Avec sa gueule agressive et son look peu engageant, le silure passe inévitablement pour un poisson robuste qui n’a peur de rien. Dans l’idée générale des pêcheurs, pas besoin de finesse lorsque l’on traque le silure. Les faits nous prouvent que ce n’est pas tout à fait vrai. Bien sûr, lorsque l’on cible ce carnassier, il ne faut pas pêcher en 12/100 ! Il faut toujours rester lucide et envisager que l’on va peut-être ferrer un poisson de plus de 100 kg. Vous comprenez alors que le matériel doit être spécifique sans tomber dans l’absurdité de la démesure. Lorsque nous parlons de subtilité, voire de finesse dans la traque du silure, nous faisons allusion à tous ces petits détails qui semblent anodins, mais qui, dans les faits, sont la clef de la réussite. Le silure est un poisson sensible à de nombreux signaux que le pêcheur doit connaître s’il veut déjouer sa méfiance.

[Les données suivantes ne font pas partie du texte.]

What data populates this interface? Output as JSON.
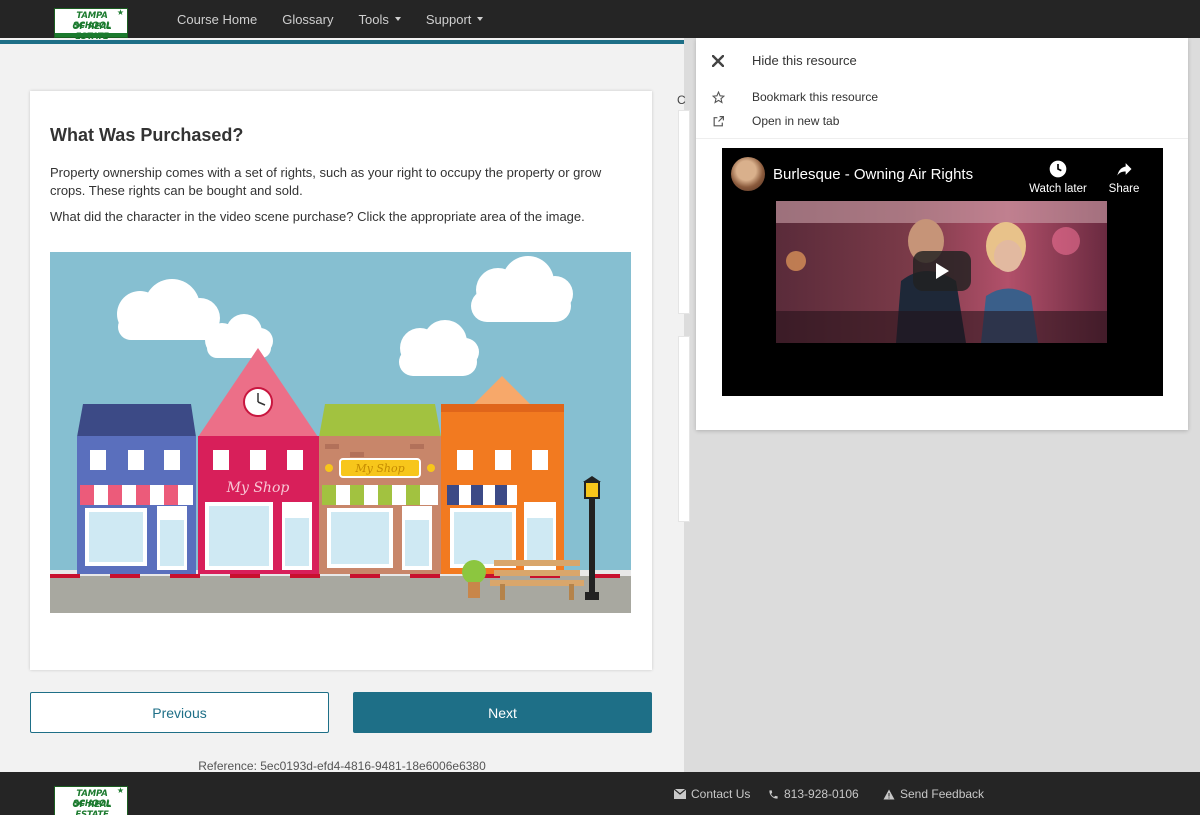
{
  "brand": {
    "logo_line1": "TAMPA SCHOOL",
    "logo_line2": "OF REAL ESTATE"
  },
  "nav": {
    "items": [
      {
        "label": "Course Home"
      },
      {
        "label": "Glossary"
      },
      {
        "label": "Tools"
      },
      {
        "label": "Support"
      }
    ]
  },
  "question": {
    "title": "What Was Purchased?",
    "paragraph1": "Property ownership comes with a set of rights, such as your right to occupy the property or grow crops. These rights can be bought and sold.",
    "paragraph2": "What did the character in the video scene purchase? Click the appropriate area of the image.",
    "shop_sign": "My Shop"
  },
  "navigation": {
    "previous_label": "Previous",
    "next_label": "Next"
  },
  "reference": "Reference: 5ec0193d-efd4-4816-9481-18e6006e6380",
  "peek": {
    "letter": "C"
  },
  "resource_panel": {
    "hide_label": "Hide this resource",
    "bookmark_label": "Bookmark this resource",
    "open_label": "Open in new tab"
  },
  "video": {
    "title": "Burlesque - Owning Air Rights",
    "watch_later_label": "Watch later",
    "share_label": "Share"
  },
  "footer": {
    "contact_label": "Contact Us",
    "phone": "813-928-0106",
    "feedback_label": "Send Feedback"
  },
  "colors": {
    "accent": "#1e6f87",
    "nav_bg": "#252525",
    "sky": "#86bfd1"
  }
}
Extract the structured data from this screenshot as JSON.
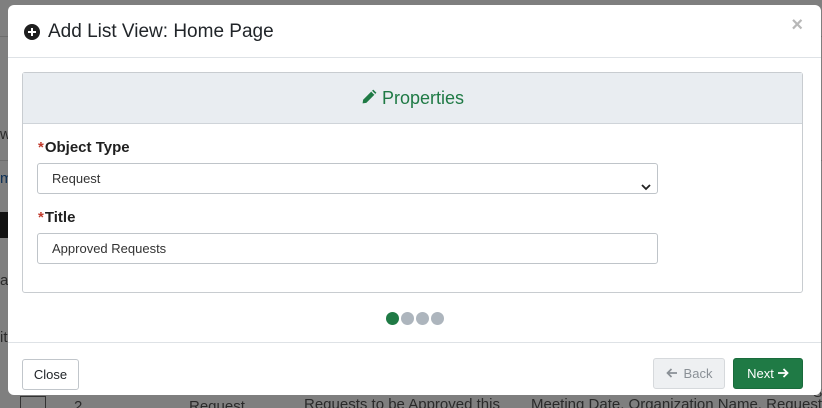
{
  "modal": {
    "title": "Add List View: Home Page",
    "close_symbol": "×",
    "title_icon": "plus-circle-icon"
  },
  "card": {
    "title": "Properties",
    "title_icon": "pencil-icon",
    "accent_color": "#1f7a45"
  },
  "form": {
    "object_type": {
      "required_mark": "*",
      "label": "Object Type",
      "value": "Request"
    },
    "title": {
      "required_mark": "*",
      "label": "Title",
      "value": "Approved Requests"
    }
  },
  "wizard": {
    "steps": 4,
    "current_step": 1
  },
  "footer": {
    "close_label": "Close",
    "back_label": "Back",
    "next_label": "Next"
  },
  "background": {
    "fragments": [
      "w",
      "m",
      "lo",
      "ar",
      "it",
      "2",
      "Request",
      "Requests to be Approved this",
      "Meeting Date, Organization Name, Request",
      "o"
    ]
  }
}
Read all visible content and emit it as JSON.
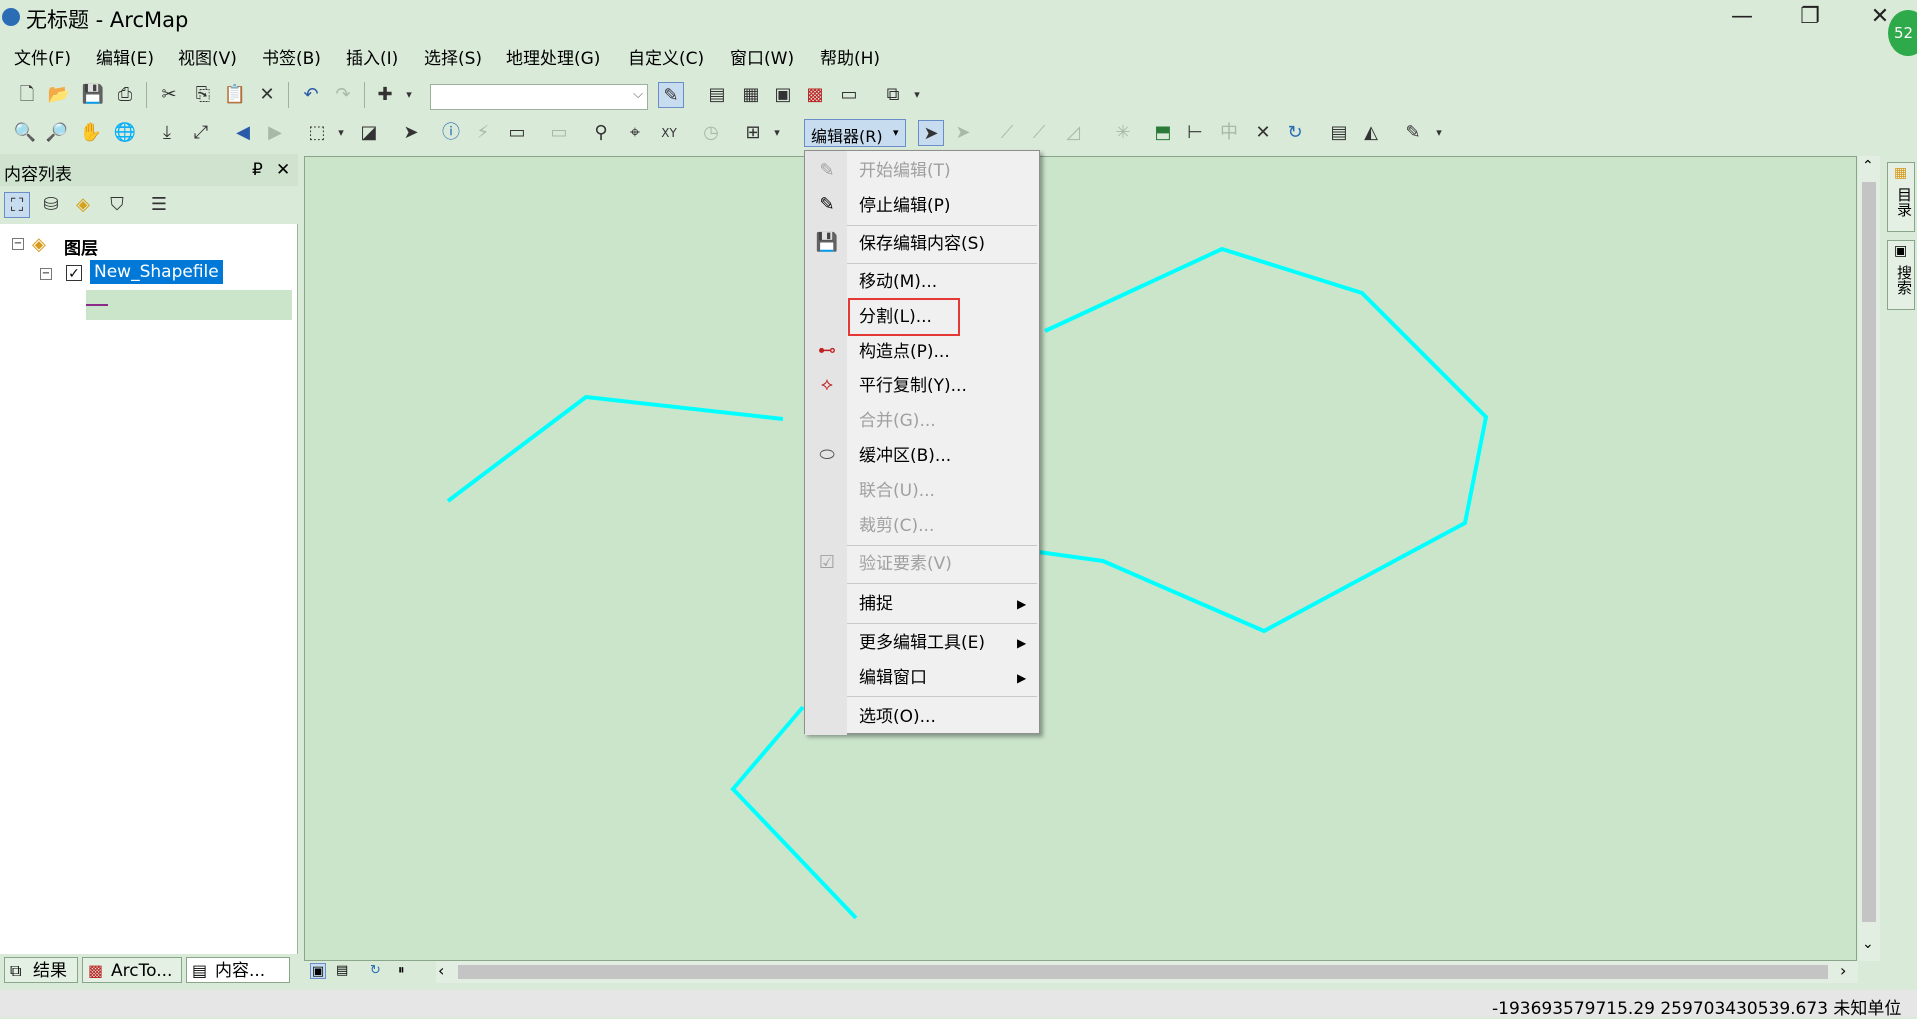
{
  "window": {
    "title": "无标题 - ArcMap",
    "minimize": "—",
    "restore": "❐",
    "close": "✕",
    "badge": "52"
  },
  "menubar": [
    "文件(F)",
    "编辑(E)",
    "视图(V)",
    "书签(B)",
    "插入(I)",
    "选择(S)",
    "地理处理(G)",
    "自定义(C)",
    "窗口(W)",
    "帮助(H)"
  ],
  "toolbar": {
    "editor_label": "编辑器(R)",
    "scale_value": ""
  },
  "toc": {
    "title": "内容列表",
    "pin": "₽",
    "close": "✕",
    "root_layer": "图层",
    "layer_name": "New_Shapefile",
    "layer_checked": true
  },
  "bottom_tabs": [
    "结果",
    "ArcTo...",
    "内容..."
  ],
  "right_dock": [
    "目录",
    "搜索"
  ],
  "status": {
    "coords": "-193693579715.29  259703430539.673 未知单位"
  },
  "editor_menu": [
    {
      "label": "开始编辑(T)",
      "disabled": true,
      "icon": "pencil-icon"
    },
    {
      "label": "停止编辑(P)",
      "disabled": false,
      "icon": "stop-edit-icon"
    },
    {
      "label": "保存编辑内容(S)",
      "disabled": false,
      "icon": "save-edits-icon"
    },
    {
      "label": "移动(M)...",
      "disabled": false
    },
    {
      "label": "分割(L)...",
      "disabled": false,
      "highlighted": true
    },
    {
      "label": "构造点(P)...",
      "disabled": false,
      "icon": "construct-points-icon"
    },
    {
      "label": "平行复制(Y)...",
      "disabled": false,
      "icon": "copy-parallel-icon"
    },
    {
      "label": "合并(G)...",
      "disabled": true
    },
    {
      "label": "缓冲区(B)...",
      "disabled": false,
      "icon": "buffer-icon"
    },
    {
      "label": "联合(U)...",
      "disabled": true
    },
    {
      "label": "裁剪(C)...",
      "disabled": true
    },
    {
      "label": "验证要素(V)",
      "disabled": true,
      "icon": "validate-icon"
    },
    {
      "label": "捕捉",
      "submenu": true
    },
    {
      "label": "更多编辑工具(E)",
      "submenu": true
    },
    {
      "label": "编辑窗口",
      "submenu": true
    },
    {
      "label": "选项(O)...",
      "disabled": false
    }
  ],
  "colors": {
    "feature_line": "#00ffff",
    "highlight_box": "#e53935",
    "selection": "#0078d7"
  }
}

Des détails qui font la différence…
Nous commettons tous des erreurs, mais le plus important reste de savoir lesquelles impactent directement le résultat de nos pêches. Rappelez-vous toujours de certains paramètres concernant le bruit et les odeurs. La vitesse du son est cinq fois plus rapide dans l’eau que dans l’air, et les silures ont des facultés olfactives exceptionnelles. Ils sont donc parfaitement en maîtrise dans leur environnement. L’erreur la plus pénalisante est celle de la pompe à essence. Sans exagération, quelques gouttes d’essence sur vos mains peuvent fortement compromettre une partie de pêche. Les particules du carburant ou de graisses restées sur vos mains vont également se déposer sur vos appâts ou vos leurres. Ces polluants ont une odeur tellement puissante que même après rinçage, ils restent perceptibles. Les silures étant les maîtres en matière de détection d’effluves, ils refuseront tous les appâts souillés. Pour avoir réalisé involontairement cette expérience, je peux vous garantir que le résultat fut sans appel ! Lors d’une journée à deux pêcheurs, toutes les touches étaient enregistrées sur la même canne. À la moitié de la journée, en nettoyant mes mains pour manger, je me suis rendu compte de l’odeur encore persistante du carburant sur mes doigts. Nous avons alors compris le piège dans lequel j’étais tombé. Et comme par magie, lorsque l’eschage des hameçons a été réalisé par mon coéquipier, les captures se sont enchaînées. Un exemple qui nous montre l’excellente sensibilité et l’incroyable puissance de détection dont jouissent les siluridés. Autre petit détail qu’il faut éviter de faire le jour de la pêche, c’est de brûler la chute d’un nœud sur la tresse du bas de ligne. Les effluves du plastique brûlé n’ont rien de naturel et peuvent également alerter le silure. Sans devenir paranoïaque, dans toutes les pêches au posé aux appâts, il faut rester le plus discret possible et ne pas donner d’indicateur olfactif sur la présence humaine. Les produits anti‑moustiques sont également de véritables répulsifs à silures ! Donc faites attention à ne pas contaminer vos appâts lorsque vous en faites usage. Celui qui passe le répulsif ne doit pas s’occuper des lignes ! Au leurre, c’est différent, nous parlons alors de pêche rapide en linéaire où le silure attaque par agressivité. Il n’a donc pas le temps de percevoir la moindre odeur, sauf sur des pêches lentes, comme en verticale ou en drop shot.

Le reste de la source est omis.